Download or read book Minding Closely written by B. Alan Wallace and published by Shambhala Publications. This book was released on 2011-07-16 with total page 369 pages. Available in PDF, EPUB and Kindle. Book excerpt: “Draws on wisdom from both Theravada and Vajrayana traditions to offer a systematic and practical approach to liberation through mindfulness.” —Jack Kornfield, author of The Wise Heart Bringing his experience as a monk, scientist, and contemplative, Alan Wallace offers a rich synthesis of Eastern and Western traditions along with a comprehensive range of mindfulness meditation practices interwoven throughout the text. An ideal reference for both students and teachers, Minding Closely presents the guided meditations systematically, beginning with very basic instructions, which are then gradually built upon as one gains increasing familiarity with the practice. This edition includes a new preface and three never-before-published translations by B. Alan Wallace from three renowned traditional Buddhist works on mindfulness.

Book Canadian Climate of Mind

    Book Details:
  • Author : Timothy B. Leduc
  • Publisher : McGill-Queen's Press - MQUP
  • Release : 2016-05-01
  • ISBN : 0773598804
  • Pages : pages

Download or read book Canadian Climate of Mind written by Timothy B. Leduc and published by McGill-Queen's Press - MQUP. This book was released on 2016-05-01 with total page pages. Available in PDF, EPUB and Kindle. Book excerpt: The twenty-first century is a period of great environmental and social transformation as climate change increasingly marks lives at levels that are personal, familial, communal, national, and global. A Canadian Climate of Mind presents stories that emerge from the waters, lands, and climate of Canada, and which have the potential to renew a compassionate energy for changing human relations with each other and with our world. The turbulent effects of climate change are popularly discussed in the modern language of scientific knowledge, political policies, economic mechanisms, and technological innovation. While there is much to be learned from these views, Timothy Leduc suggests a more profound call for change by returning to past understandings of the land and climate. He argues that the world is initiating us into a broader and humbler sense of what it is to be human in an interconnected reality. The world is doing this by responding to unsustainable practices such as our devastating reliance on fossil fuels. Weaving together voices from numerous backgrounds and time periods with Indigenous views on present and past environmental challenges, A Canadian Climate of Mind illuminates a world that is being shaken to its core while we hesitate to act.

Book Buddha s Brain

    Book Details:
  • Author : Rick Hanson
  • Publisher : ReadHowYouWant.com
  • Release : 2011-07-13
  • ISBN : 1459624157
  • Pages : 350 pages

Download or read book Buddha s Brain written by Rick Hanson and published by ReadHowYouWant.com. This book was released on 2011-07-13 with total page 350 pages. Available in PDF, EPUB and Kindle. Book excerpt: Jesus, Moses, Mohammed, Gandhi, and the Buddha all had brains built essentially like anyone else's, yet they were able to harness their thoughts and shape their patterns of thinking in ways that changed history.

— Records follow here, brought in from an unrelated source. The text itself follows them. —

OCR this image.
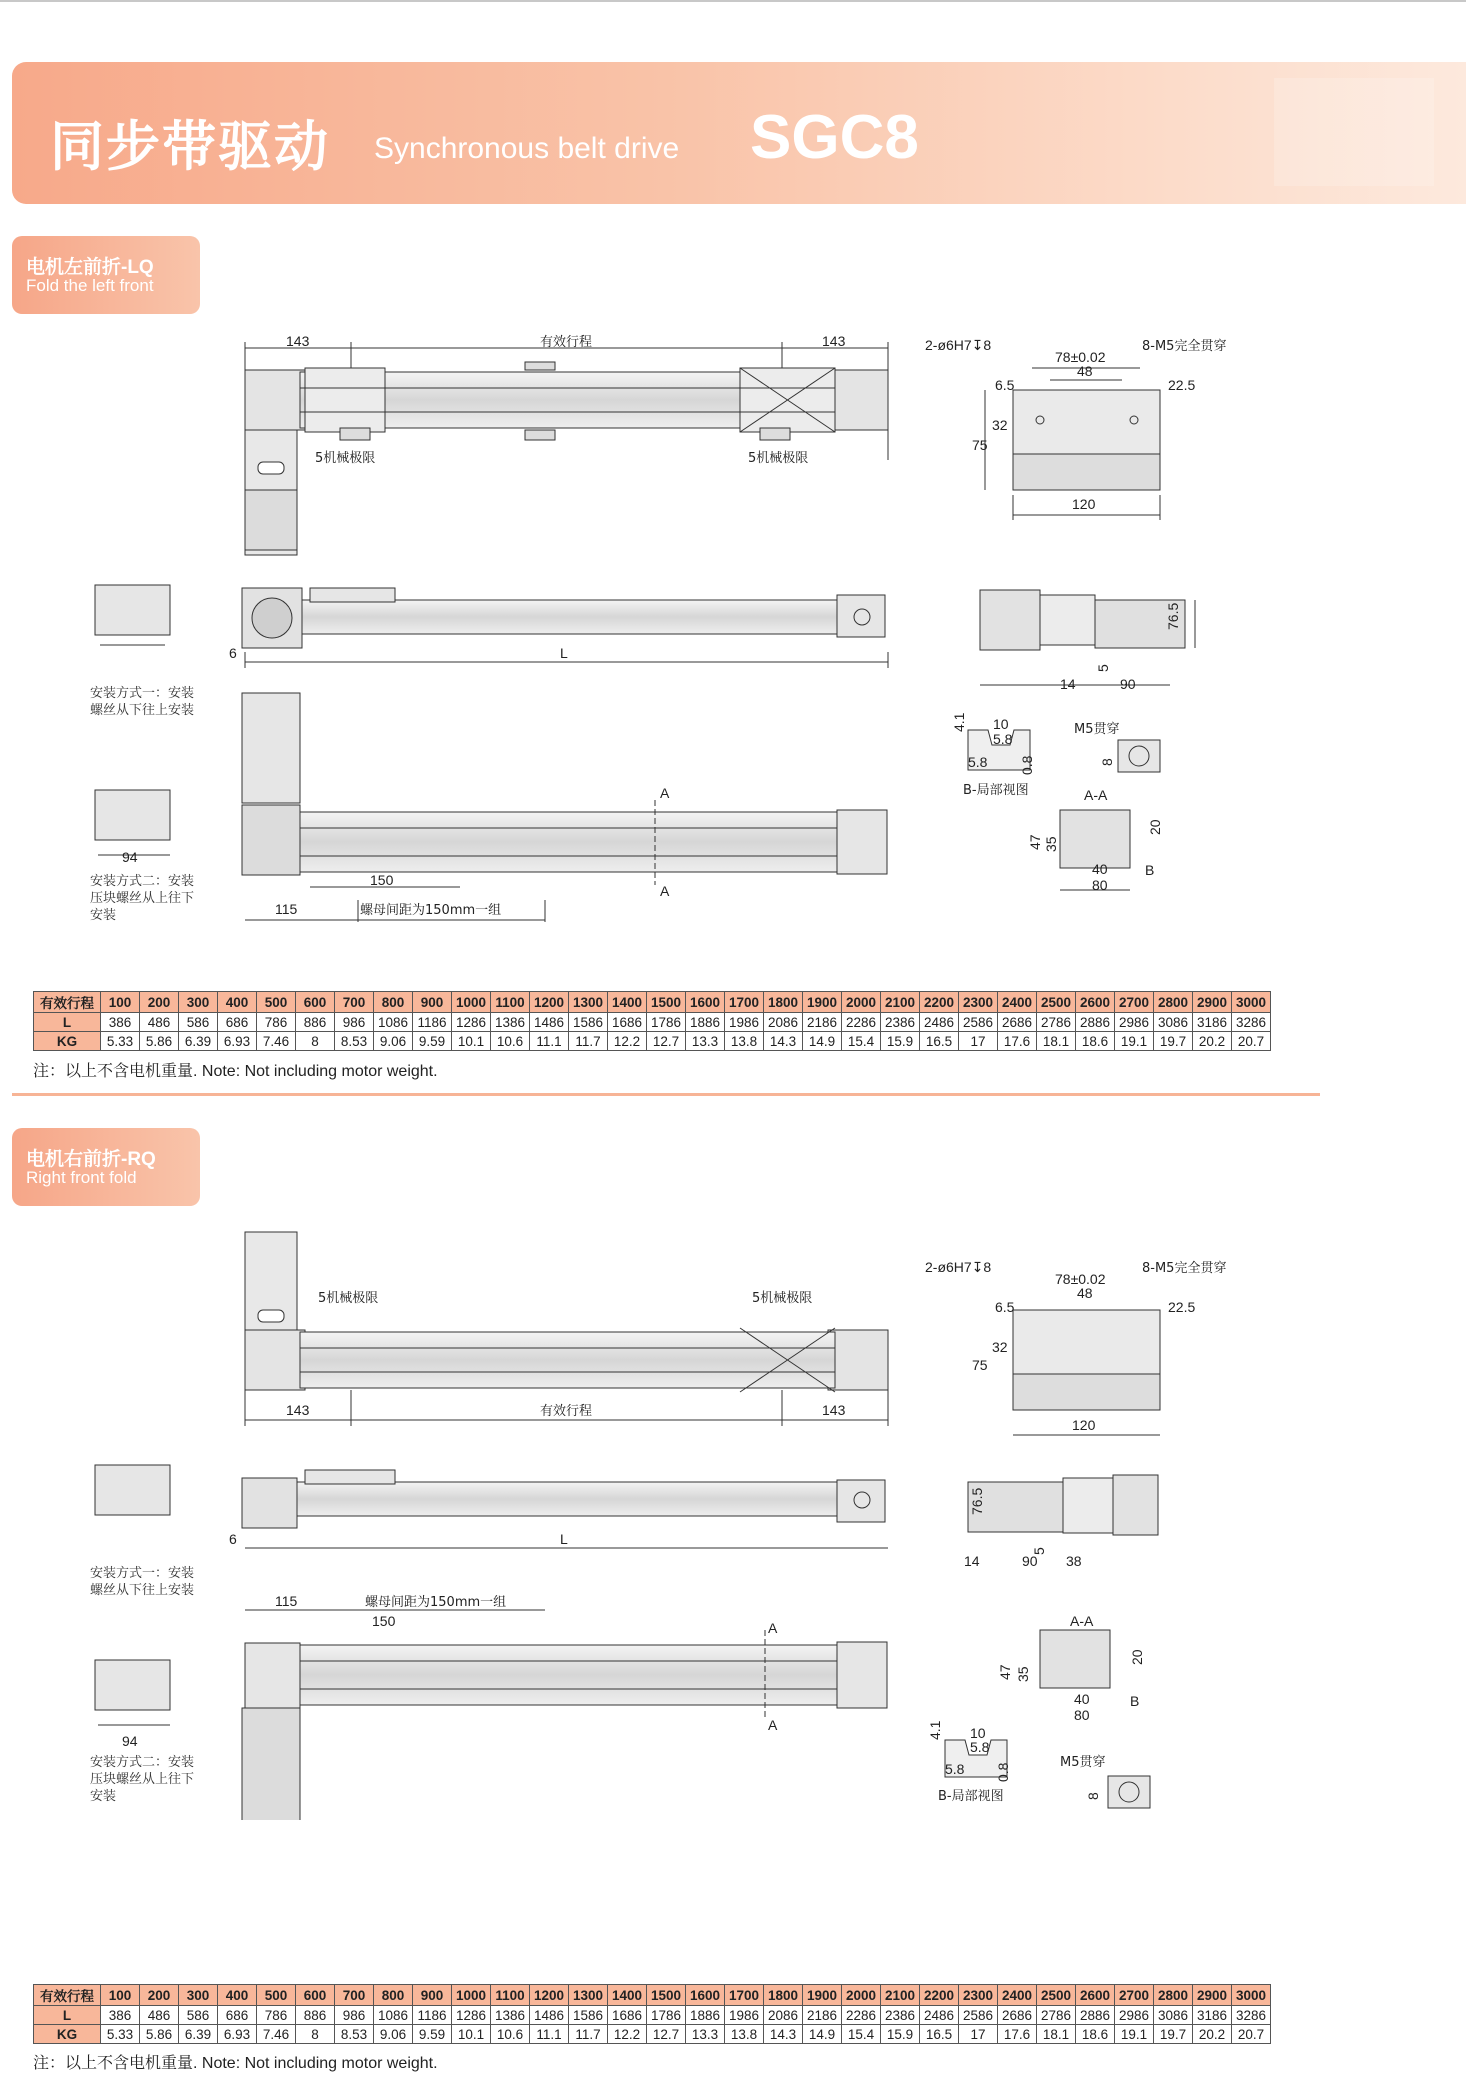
同步带驱动 Synchronous belt drive SGC8
电机左前折-LQ
Fold the left front
143	有效行程	143
5机械极限	5机械极限
2-ø6H7↧8
78±0.02
48
8-M5完全贯穿
22.5
6.5
32
75
120
6	L
76.5
5
14	90
94
A
A
150
115	螺母间距为150mm一组
10
5.8
4.1
5.8 0.8
B-局部视图
M5贯穿
8
A-A
47 35
20
40
80
B
安装方式一：安装
螺丝从下往上安装
安装方式二：安装
压块螺丝从上往下
安装
有效行程	100	200	300	400	500	600	700	800	900	1000	1100	1200	1300	1400	1500	1600	1700	1800	1900	2000	2100	2200	2300	2400	2500	2600	2700	2800	2900	3000
L	386	486	586	686	786	886	986	1086	1186	1286	1386	1486	1586	1686	1786	1886	1986	2086	2186	2286	2386	2486	2586	2686	2786	2886	2986	3086	3186	3286
KG	5.33	5.86	6.39	6.93	7.46	8	8.53	9.06	9.59	10.1	10.6	11.1	11.7	12.2	12.7	13.3	13.8	14.3	14.9	15.4	15.9	16.5	17	17.6	18.1	18.6	19.1	19.7	20.2	20.7
注：以上不含电机重量. Note: Not including motor weight.
电机右前折-RQ
Right front fold
5机械极限	5机械极限
143	有效行程	143
2-ø6H7↧8
78±0.02
48
8-M5完全贯穿
22.5
6.5
32
75
120
6	L
76.5
5
14	90 38
94
115	螺母间距为150mm一组
150	A
A
A-A
47 35
20
40
80
B
10
5.8
4.1
5.8 0.8
B-局部视图
M5贯穿
8
安装方式一：安装
螺丝从下往上安装
安装方式二：安装
压块螺丝从上往下
安装
有效行程	100	200	300	400	500	600	700	800	900	1000	1100	1200	1300	1400	1500	1600	1700	1800	1900	2000	2100	2200	2300	2400	2500	2600	2700	2800	2900	3000
L	386	486	586	686	786	886	986	1086	1186	1286	1386	1486	1586	1686	1786	1886	1986	2086	2186	2286	2386	2486	2586	2686	2786	2886	2986	3086	3186	3286
KG	5.33	5.86	6.39	6.93	7.46	8	8.53	9.06	9.59	10.1	10.6	11.1	11.7	12.2	12.7	13.3	13.8	14.3	14.9	15.4	15.9	16.5	17	17.6	18.1	18.6	19.1	19.7	20.2	20.7
注：以上不含电机重量. Note: Not including motor weight.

With new breakthroughs in modern neuroscience and the wisdom of thousands of years of contemplative practice, it is possible for us to shape our own thoughts in a similar way for greater happiness, love, compassion, and wisdom. Buddha's Brain joins the forces of modern neuroscience with ancient contemplative teachings to show readers how they can work toward greater emotional well-being, healthier relationships, more effective actions, and deepened religious and spiritual understanding. This book will explain how the core elements of both psychological well-being and religious or spiritual life-virtue, mindfulness, and wisdom--are based in the core functions of the brain: regulating, learning, and valuing. Readers will also learn practical ways to apply this information, as the book offers many exercises they can do to tap the unused potential of the brain and rewire it over time for greater peace and well-being.